Difícilmente exista algo que los cristianos entiendan tan poco, hablando de forma general, como el amor de Dios. No hablo del amor, su atributo divino, pues ese amor está más allá de toda comprensión –es demasiado grande, demasiado asombroso como para poder expresarlo en simples palabras humanas. Me refiero más bien al amor particular que Dios tiene por nosotros como sus hijos, a aquellos que pertenecemos a su Hijo amado.

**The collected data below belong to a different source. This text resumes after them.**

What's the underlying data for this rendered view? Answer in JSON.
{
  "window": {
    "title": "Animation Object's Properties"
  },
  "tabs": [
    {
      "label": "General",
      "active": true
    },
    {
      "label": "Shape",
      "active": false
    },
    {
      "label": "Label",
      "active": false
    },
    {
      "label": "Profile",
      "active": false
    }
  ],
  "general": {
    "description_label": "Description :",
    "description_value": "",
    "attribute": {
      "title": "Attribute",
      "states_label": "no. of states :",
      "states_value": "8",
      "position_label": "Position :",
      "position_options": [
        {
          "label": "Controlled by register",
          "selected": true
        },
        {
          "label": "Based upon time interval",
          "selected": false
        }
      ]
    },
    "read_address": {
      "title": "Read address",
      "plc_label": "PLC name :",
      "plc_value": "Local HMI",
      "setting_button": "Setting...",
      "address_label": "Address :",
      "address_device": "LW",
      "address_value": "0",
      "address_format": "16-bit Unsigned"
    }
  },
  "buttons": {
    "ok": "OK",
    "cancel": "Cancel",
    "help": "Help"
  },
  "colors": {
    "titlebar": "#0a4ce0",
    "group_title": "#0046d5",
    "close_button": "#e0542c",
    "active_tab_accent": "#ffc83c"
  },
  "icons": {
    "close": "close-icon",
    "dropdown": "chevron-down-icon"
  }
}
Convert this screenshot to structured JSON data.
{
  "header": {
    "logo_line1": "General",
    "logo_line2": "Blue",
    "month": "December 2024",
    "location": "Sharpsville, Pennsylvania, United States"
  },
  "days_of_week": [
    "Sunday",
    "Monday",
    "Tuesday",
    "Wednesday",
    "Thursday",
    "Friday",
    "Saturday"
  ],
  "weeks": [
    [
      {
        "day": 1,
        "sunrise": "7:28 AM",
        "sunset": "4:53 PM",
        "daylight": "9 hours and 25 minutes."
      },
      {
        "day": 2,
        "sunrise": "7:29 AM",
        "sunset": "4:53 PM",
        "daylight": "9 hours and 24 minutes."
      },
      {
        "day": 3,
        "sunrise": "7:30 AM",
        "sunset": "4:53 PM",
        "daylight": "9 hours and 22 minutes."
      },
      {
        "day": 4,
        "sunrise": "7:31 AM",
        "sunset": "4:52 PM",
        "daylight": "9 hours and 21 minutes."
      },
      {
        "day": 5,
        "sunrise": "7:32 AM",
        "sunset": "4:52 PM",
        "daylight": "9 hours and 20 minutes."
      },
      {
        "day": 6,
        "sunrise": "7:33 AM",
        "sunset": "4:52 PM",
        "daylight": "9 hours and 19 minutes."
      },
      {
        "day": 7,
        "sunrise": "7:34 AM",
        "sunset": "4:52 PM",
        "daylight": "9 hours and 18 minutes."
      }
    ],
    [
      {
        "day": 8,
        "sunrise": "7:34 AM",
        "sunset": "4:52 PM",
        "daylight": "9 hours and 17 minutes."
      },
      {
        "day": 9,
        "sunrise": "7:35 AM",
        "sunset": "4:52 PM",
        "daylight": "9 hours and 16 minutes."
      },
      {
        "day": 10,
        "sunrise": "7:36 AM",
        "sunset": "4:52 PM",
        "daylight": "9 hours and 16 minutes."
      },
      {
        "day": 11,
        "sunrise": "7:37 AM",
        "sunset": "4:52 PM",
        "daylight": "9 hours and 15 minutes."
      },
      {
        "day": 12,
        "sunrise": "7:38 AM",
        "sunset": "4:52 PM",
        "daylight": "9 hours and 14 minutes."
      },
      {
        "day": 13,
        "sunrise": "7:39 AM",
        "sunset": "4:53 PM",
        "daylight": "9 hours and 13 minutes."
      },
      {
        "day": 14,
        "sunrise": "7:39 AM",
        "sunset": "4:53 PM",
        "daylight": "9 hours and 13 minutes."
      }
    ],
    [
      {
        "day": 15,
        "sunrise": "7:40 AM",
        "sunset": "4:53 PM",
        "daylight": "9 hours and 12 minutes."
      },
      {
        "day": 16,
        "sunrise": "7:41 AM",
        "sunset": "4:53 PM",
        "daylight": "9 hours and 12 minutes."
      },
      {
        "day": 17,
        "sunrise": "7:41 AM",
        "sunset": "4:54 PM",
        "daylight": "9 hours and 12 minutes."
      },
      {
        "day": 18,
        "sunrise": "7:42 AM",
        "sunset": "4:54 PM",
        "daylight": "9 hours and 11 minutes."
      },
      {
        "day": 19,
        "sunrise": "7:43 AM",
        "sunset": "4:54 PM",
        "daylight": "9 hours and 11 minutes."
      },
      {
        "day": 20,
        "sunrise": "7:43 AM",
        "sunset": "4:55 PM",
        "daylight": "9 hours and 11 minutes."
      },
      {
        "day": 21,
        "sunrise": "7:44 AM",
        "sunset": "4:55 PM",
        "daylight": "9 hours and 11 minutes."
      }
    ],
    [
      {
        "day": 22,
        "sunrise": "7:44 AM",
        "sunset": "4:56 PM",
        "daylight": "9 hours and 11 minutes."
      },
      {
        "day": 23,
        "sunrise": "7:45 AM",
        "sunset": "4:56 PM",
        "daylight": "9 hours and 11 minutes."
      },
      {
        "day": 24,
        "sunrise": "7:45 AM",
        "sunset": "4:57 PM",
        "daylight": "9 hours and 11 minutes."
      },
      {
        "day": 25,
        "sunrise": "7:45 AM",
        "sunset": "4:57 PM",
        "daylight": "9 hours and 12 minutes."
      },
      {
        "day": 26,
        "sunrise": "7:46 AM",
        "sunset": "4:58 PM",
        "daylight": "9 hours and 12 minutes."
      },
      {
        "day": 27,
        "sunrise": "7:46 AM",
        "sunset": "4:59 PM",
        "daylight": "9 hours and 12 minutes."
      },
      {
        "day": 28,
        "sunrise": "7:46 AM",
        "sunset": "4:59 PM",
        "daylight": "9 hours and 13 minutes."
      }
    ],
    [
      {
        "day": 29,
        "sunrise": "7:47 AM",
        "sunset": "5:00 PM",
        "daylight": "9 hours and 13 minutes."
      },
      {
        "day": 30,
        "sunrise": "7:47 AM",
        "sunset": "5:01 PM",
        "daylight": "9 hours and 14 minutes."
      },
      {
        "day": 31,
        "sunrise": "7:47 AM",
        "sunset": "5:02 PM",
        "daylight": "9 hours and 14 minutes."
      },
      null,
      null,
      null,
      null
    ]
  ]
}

En sus mentes, la mayoría de los cristianos limitan el amor de Dios a su bondad manifestada hacia ellos en sus cuidados diarios, en todas las misericordias que Él ha derramado sobre ellos. Muchos dicen: «Sé que Él me ama porque me ayudó a salir de la prueba y me ha guiado en los vaivenes de la vida». No podemos negar que esta respuesta es cierta. Muchos cristianos perseguidos han probado que esto es cierto, pues han experimentado cómo Dios los ha librado milagrosamente según su misericordia y providencia. Sin embargo, por otro lado, ¡muchos no fueron librados y no hubo ningún tipo de «milagro» o misericordia providencial que los haya rescatado! ¿Acaso Dios no los amaba tanto como a aquellos que sí libró? Vean el caso de Jacobo, quien fue ejecutado por Herodes, mientras que Pedro fue librado por el Señor de manos del mismo verdugo (Hec. 12:1-11).
No es sabio que midamos el amor de Dios por nuestras circunstancias. La gentil brisa del sur puede soplar sobre nosotros, trayendo tranquilidad y prosperidad, o las fuertes ráfagas del norte pueden golpearnos, trayendo pruebas, dolores, sufrimiento y desaliento. Pero nada cambia el amor de Dios. La gran verdad es que Él nos ama como ama al Hijo. Refiriéndose a nosotros, nuestro Señor le dijo al Padre: «los has amado a ellos como también a mí me has amado» (Juan 17:23).